Namun bagi Emma Pullen, seorang peneliti olahraga di Loughborough, kurangnya jawaban yang jelas mengenai dampak olahraga elit merupakan simbol dari betapa buruknya penelitian terhadap atlet wanita, mulai dari kelahiran hingga risiko cedera.

Menurutnya, penelitian terhadap perempuan tertinggal dibandingkan perhatian ilmu pengetahuan terhadap olahraga laki-laki.

“Kami melihat dampaknya dengan profesionalisasi olahraga wanita dan lebih banyak atlet wanita dibandingkan sebelumnya,” kata Pullen.

Secara umum, Nargund mengatakan, atlet putri lebih banyak menghadapi masalah kesuburan dibandingkan perempuan lainnya.

“Ada masalah kesuburan karena potensi dampaknya [do esporte de elite] “Risiko kehamilannya tinggi, termasuk ovulasi,” katanya.

Namun jawaban pasti mengenai seberapa banyak pelatihan elit masih belum jelas. Itu sudah cukup untuk Dame Laura untuk saat ini.

“Saya pikir percakapan itu sendiri sangat penting karena saya ingin orang-orang mulai berbicara,” kata Laura. “Sejujurnya, saya akan lebih suka jika lebih terbuka.”

Namun, hubungan antara olahraga dan performa memengaruhi kita semua, meski kita jauh dari kejayaan Olimpiade.

Bagaimana olahraga mempengaruhi kesuburan secara keseluruhan?



Laura Kenny berbicara dengan wartawan BBC James Gallagher

Laura Kenny berbicara dengan wartawan BBC James Gallagher

Foto: BBC News Brasil

Kebanyakan pria dan wanita mendapat manfaat dari berolahraga dan menurunkan berat badan sebelum mencoba untuk hamil – hal ini diketahui dapat meningkatkan kesuburan.

Aktivitas fisik yang teratur mengurangi stres, meningkatkan kualitas tidur, dan membuat menstruasi lebih teratur pada orang dengan sindrom ovarium polikistik yang diinduksi hormon (PCOS).

Namun atlet amatir yang melakukan latihan intensif juga bisa kehilangan kekuatan, berhenti menstruasi, atau menjadi tidak teratur.

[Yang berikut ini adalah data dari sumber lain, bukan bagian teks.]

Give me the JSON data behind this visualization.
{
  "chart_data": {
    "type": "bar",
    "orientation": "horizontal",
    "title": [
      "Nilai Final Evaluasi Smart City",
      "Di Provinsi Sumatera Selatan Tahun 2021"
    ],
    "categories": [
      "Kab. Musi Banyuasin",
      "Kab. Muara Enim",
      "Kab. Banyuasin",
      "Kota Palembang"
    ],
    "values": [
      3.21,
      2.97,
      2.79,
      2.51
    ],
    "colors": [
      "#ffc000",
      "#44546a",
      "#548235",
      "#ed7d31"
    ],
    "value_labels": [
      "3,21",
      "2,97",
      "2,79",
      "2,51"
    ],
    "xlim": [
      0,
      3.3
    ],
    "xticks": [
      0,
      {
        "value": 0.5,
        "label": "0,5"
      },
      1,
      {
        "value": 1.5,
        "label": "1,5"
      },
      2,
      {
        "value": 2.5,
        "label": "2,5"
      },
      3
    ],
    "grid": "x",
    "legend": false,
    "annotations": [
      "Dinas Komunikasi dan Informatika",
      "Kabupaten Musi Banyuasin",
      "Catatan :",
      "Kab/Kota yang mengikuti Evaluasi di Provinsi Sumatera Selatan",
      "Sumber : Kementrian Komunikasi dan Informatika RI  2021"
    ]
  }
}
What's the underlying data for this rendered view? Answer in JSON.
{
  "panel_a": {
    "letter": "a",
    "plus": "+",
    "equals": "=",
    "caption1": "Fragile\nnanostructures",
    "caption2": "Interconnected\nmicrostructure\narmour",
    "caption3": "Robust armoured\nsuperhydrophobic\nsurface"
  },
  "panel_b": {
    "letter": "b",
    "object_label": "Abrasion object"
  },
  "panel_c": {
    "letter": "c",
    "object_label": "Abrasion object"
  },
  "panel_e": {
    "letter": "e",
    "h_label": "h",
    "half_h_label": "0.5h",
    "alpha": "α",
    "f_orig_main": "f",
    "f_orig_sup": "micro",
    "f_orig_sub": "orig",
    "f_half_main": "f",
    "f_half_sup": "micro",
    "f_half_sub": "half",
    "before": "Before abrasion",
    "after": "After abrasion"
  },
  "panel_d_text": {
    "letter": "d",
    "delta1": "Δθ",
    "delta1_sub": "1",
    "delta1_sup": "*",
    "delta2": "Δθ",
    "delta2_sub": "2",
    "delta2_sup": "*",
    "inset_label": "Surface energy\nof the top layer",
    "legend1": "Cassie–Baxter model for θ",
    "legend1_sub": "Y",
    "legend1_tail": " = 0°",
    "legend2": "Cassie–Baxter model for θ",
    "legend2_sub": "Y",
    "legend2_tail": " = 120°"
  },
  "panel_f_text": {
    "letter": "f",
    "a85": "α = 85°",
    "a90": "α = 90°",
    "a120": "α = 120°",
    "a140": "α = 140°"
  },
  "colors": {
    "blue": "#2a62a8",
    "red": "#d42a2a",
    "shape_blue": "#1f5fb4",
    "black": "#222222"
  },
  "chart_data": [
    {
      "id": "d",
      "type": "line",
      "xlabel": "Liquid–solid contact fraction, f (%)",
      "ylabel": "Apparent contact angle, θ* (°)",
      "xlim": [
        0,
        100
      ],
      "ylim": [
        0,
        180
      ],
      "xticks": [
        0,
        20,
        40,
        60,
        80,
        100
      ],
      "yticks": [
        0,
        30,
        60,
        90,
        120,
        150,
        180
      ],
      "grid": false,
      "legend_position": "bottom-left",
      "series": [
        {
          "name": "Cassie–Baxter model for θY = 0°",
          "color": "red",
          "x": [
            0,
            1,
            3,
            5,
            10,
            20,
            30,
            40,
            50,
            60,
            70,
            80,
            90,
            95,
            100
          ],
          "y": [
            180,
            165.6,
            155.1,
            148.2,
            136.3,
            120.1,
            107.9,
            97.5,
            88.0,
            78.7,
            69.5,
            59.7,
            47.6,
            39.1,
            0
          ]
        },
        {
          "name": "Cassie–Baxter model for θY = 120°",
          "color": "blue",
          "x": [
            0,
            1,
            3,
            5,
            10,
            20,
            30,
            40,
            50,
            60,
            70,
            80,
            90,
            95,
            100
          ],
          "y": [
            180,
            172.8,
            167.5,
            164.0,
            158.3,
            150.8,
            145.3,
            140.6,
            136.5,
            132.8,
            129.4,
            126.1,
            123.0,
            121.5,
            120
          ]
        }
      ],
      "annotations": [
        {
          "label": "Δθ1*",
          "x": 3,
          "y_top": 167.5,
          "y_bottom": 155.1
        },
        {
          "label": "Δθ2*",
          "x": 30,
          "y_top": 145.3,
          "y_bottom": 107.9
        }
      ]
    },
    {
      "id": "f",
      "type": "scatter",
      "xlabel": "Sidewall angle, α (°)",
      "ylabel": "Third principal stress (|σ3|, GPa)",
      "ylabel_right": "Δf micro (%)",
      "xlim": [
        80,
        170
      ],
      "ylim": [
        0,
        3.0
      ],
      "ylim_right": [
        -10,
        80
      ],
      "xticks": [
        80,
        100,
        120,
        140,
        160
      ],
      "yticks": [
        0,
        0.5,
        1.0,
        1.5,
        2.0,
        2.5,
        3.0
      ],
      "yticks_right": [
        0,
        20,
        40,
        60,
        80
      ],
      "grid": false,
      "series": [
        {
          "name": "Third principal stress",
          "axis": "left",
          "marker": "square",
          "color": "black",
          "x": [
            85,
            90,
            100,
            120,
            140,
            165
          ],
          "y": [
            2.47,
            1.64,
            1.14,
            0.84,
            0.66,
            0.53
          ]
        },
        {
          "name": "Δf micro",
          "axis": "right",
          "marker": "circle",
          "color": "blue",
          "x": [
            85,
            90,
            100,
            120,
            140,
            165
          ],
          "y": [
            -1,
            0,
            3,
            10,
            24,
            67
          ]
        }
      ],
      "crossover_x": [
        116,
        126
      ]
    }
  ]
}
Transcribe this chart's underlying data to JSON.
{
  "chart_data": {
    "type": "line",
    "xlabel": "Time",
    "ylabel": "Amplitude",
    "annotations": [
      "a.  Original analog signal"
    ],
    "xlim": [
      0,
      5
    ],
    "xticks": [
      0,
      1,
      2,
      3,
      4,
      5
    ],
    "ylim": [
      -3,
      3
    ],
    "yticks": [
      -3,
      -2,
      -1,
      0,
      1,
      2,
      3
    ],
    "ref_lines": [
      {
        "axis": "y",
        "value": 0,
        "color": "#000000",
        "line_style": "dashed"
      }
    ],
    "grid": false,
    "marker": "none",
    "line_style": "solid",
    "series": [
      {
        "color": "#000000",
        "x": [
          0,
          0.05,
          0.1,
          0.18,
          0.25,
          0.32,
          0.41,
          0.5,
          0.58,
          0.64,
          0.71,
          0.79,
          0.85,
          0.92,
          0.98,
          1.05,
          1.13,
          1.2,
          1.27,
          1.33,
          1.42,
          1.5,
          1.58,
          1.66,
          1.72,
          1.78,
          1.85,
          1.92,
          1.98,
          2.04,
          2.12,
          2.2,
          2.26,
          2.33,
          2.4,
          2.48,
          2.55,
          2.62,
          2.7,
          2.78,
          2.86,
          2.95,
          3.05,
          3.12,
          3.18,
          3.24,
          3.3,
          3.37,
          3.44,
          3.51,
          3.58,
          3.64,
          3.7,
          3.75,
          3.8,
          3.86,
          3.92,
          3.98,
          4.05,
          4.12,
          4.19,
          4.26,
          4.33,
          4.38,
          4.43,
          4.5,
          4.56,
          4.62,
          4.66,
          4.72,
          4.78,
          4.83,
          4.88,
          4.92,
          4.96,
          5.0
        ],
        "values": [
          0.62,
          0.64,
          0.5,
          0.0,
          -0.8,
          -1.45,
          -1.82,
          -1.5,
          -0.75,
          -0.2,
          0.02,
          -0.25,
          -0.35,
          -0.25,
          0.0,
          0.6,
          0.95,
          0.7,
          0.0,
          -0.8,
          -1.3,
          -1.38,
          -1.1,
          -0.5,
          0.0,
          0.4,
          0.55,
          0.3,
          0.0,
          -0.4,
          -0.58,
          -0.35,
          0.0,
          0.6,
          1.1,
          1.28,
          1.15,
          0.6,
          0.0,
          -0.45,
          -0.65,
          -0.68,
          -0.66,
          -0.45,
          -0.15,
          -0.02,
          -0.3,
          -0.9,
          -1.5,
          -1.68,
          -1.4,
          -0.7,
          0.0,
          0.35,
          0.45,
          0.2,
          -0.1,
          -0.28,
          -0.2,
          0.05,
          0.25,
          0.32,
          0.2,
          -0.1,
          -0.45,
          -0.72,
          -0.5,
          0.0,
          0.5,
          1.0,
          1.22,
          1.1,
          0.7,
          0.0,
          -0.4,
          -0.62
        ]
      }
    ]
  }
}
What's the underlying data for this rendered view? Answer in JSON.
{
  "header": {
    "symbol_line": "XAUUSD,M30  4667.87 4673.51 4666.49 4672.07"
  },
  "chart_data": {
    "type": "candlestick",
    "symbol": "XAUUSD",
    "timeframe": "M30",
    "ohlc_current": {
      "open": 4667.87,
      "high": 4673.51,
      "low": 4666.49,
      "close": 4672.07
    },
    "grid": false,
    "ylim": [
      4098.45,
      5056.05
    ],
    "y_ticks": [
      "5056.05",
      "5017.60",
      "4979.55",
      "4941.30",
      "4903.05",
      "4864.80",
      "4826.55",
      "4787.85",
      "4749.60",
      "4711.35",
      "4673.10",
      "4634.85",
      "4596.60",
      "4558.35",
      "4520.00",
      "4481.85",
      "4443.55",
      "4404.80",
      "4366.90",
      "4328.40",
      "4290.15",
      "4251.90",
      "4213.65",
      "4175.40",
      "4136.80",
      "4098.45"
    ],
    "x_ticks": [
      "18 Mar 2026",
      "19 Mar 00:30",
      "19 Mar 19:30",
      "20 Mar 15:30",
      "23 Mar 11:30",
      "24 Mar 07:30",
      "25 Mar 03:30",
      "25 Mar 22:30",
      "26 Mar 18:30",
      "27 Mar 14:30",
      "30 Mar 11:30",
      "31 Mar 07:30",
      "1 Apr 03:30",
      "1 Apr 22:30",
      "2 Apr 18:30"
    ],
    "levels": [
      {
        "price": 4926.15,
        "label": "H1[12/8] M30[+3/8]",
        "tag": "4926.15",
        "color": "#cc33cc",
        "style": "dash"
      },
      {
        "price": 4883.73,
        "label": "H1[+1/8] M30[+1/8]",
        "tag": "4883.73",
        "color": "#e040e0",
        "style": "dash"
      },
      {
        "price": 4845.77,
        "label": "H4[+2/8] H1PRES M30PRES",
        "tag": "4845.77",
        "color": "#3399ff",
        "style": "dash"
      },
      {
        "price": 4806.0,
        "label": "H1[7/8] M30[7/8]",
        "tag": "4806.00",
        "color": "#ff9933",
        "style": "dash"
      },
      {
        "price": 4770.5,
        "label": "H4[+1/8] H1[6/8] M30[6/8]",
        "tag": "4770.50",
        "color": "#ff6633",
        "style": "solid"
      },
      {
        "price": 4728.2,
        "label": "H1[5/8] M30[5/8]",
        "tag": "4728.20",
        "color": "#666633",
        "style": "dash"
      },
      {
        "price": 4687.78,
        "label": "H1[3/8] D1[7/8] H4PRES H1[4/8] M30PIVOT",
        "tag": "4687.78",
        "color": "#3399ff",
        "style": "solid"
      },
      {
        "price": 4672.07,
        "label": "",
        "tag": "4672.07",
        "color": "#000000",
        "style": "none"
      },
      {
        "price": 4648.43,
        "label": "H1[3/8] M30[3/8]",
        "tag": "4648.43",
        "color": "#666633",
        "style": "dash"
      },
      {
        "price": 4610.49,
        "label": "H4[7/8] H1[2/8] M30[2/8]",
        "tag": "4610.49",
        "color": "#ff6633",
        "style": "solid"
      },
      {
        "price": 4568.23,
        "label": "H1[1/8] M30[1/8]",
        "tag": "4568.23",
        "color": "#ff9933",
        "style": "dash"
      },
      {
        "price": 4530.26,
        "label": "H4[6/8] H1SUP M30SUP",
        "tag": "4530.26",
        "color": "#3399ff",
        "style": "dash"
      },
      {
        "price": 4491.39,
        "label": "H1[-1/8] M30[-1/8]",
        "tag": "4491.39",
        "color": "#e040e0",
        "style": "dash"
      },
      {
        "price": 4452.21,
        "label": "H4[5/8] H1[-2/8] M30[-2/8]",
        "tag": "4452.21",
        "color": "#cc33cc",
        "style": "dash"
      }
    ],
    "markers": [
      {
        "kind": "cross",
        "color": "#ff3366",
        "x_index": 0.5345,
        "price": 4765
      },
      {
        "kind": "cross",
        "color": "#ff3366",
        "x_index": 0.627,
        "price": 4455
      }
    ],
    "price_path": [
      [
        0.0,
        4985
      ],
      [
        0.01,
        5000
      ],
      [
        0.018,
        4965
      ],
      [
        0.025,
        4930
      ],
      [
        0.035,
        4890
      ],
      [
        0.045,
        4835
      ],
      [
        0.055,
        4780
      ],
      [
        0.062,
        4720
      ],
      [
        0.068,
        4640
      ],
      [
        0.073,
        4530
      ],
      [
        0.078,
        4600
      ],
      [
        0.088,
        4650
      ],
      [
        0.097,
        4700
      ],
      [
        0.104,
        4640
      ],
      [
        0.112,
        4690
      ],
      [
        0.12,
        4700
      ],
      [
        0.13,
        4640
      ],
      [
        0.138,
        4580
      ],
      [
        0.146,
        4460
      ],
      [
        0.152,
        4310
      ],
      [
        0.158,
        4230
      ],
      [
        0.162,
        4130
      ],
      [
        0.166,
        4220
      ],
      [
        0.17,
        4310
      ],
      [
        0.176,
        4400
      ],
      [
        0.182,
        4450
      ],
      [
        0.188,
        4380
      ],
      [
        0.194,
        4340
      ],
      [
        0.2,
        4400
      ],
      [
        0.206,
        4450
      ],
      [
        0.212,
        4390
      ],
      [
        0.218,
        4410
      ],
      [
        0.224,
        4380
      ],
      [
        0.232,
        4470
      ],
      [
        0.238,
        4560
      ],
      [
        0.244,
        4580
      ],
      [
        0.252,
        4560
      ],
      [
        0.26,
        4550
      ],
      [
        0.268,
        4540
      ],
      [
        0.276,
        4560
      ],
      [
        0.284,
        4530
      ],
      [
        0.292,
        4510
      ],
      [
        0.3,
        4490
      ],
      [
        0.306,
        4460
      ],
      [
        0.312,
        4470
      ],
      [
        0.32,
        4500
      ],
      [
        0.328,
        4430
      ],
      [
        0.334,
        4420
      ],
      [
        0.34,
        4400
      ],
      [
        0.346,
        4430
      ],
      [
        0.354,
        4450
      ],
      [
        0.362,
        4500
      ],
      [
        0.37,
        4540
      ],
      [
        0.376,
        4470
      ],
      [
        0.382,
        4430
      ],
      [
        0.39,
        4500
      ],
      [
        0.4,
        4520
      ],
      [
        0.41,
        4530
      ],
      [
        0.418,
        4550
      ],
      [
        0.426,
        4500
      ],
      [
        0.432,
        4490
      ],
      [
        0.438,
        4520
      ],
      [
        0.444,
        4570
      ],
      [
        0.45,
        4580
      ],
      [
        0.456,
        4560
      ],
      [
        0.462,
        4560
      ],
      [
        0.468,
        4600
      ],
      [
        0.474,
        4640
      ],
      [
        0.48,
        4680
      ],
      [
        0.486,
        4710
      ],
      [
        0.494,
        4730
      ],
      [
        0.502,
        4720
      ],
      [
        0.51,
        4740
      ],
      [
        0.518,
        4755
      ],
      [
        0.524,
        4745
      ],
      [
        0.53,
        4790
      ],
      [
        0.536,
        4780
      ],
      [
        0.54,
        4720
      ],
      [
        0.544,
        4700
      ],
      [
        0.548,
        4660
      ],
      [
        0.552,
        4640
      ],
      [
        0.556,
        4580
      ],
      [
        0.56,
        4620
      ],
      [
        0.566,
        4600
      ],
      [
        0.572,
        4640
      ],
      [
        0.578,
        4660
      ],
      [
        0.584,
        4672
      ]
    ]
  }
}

“Sebenarnya tidak sampai pada tingkat yang sama, tapi hal itu terjadi,” kata O’Donnell.

Mempertahankan keseimbangan antara asupan dan produksi energi adalah “penting untuk siklus ovulasi” dan kunci untuk menjaga fungsi reproduksi, tambahnya.

“[Atletas amadores] Mereka tidak tahu berapa banyak kalori yang perlu mereka makan untuk memenuhi kebutuhan energi mereka.”